La ministre de l’Enseignement supérieur, Geneviève Fioraso, a voulu apporter sa pierre à l’édifice. Dans la loi sur le supérieur votée en juillet, elle recommande que le doctorat, diplôme universitaire peu reconnu en France, donne accès aux concours de la fonction publique, notamment à l’ENA. Mais, pour que cela se concrétise, il faut des circulaires, et les réseaux d’anciens fourbissent leurs armes pour défendre leurs positions.

Un zeste de discrimination positive

La discrimination positive, venue des Etats-Unis, a mauvaise presse en France. Rares sont ceux qui s’en réclament ouvertement. Pourtant, de nombreux dispositifs, destinés à donner un coup de pouce aux plus défavorisés, n’en sont pas si éloignés. On peut citer les «conventions éducation prioritaire» de Sciences-Po qui permettent à des lycéens de ZEP d’éviter le concours d’entrée. Mais le dispositif a ses limites : si des élèves issus des quartiers ou du rural ont pu accéder à l’école, l’origine sociale de la majorité ne cesse de s’élever.

Geneviève Fioraso a fait inscrire dans la loi un accès direct en prépa pour 5% des meilleurs bacheliers de chaque lycée de France. Il s’agit ici de lutter contre les inégalités territoriales, quelques grands lycées de centre-ville fournissant la quasi-totalité des effectifs des meilleures prépas. Responsable du dispositif «Egalité de chances» de Paris-Dauphine, Renaud Dorandeu juge essentiel de combler les écarts entre lycées : «Les élèves d’un lycée de Montreuil [Seine-Saint-Denis, ndlr] ne suivent pas le même programme de maths que ceux d’Henri-IV [à Paris]. Pour combler ce fossé, il faut donner davantage de cours à ces élèves et renforcer le lien lycée-supérieur.»

Mettre le paquet sur la maternelle

Le système scolaire français est l’un des plus inégalitaire du monde développé : un enfant de milieu défavorisé risque plus que les autres de redoubler son CP, d’accumuler du retard, de se retrouver perdu au collège et finalement de décrocher. Pour combattre cette injustice initiale, le ministre de l’Education, Vincent Peillon, a décidé de donner la priorité au primaire. Reste à savoir si les mesures prévues – comme affecter des maîtres en surnombre dans les écoles les plus sensibles – seront suffisantes.
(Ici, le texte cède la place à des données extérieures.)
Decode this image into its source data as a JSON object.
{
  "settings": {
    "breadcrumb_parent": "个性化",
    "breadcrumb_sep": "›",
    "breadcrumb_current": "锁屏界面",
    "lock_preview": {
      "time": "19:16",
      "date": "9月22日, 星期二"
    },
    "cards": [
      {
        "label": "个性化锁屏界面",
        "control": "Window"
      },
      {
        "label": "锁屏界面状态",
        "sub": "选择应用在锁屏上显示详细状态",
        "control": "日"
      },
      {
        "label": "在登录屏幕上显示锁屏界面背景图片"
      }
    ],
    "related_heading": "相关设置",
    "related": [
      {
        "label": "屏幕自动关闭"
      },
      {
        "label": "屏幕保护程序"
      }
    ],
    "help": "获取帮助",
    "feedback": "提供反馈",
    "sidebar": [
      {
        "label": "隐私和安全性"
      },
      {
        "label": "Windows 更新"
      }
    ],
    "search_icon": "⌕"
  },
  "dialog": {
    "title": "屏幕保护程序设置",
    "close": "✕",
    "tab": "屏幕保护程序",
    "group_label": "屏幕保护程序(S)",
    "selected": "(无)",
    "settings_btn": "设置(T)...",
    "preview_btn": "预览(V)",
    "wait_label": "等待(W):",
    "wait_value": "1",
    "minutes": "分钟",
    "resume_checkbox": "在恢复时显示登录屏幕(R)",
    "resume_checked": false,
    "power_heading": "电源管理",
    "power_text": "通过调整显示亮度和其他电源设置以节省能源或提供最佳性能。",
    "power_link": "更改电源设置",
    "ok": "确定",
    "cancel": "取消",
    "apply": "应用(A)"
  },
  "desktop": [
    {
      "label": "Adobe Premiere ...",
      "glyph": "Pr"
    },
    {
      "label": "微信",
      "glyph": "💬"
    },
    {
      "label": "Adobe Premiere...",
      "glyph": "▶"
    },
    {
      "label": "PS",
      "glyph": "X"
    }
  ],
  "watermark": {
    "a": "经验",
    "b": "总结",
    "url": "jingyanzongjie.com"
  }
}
Mais si l’on considère que les destins scolaires, et les destins tout court, se jouent si tôt, pourquoi ne pas remonter à la maternelle, voire avant ? Selon une nouvelle étude américaine menée par des psychologues de Stanford, un enfant de deux ans d’une famille pauvre peut accumuler jusqu’à six mois de retard de langage sur un autre de la classe moyenne.

Le bon vieux tirage au sort

Et si tous ces dispositifs pour faire émerger des élites plus diverses ne suffisaient pas ? Les experts rappellent que, souvent, les nouveaux promus se coulent dans le moule et ne font pas souffler le vent nouveau espéré. «Il existe un problème d’homogénéité et d’endogamie, mais le plus grave, pour moi, est la perte de capacité d’écoute de nos élites politiques à l’égard de la société et de l’innovation citoyenne, explique Loïc Blondiaux, professeur de sciences politiques à la Sorbonne (Paris-I). Et, pour y remédier, il ne suffit pas de renouveler leur origine sociale.»

Le chercheur prône le tirage au sort non pas pour remplacer l’élection, mais pour faire entendre des voix différentes qui ne parviennent plus aux décideurs. Il donne l’exemple de conférences de citoyens tirés au sort, «qui viendraient injecter des expériences et des points de vue différents» lors de la préparation de décisions. Une façon de faire bouger des élites bien trop figées.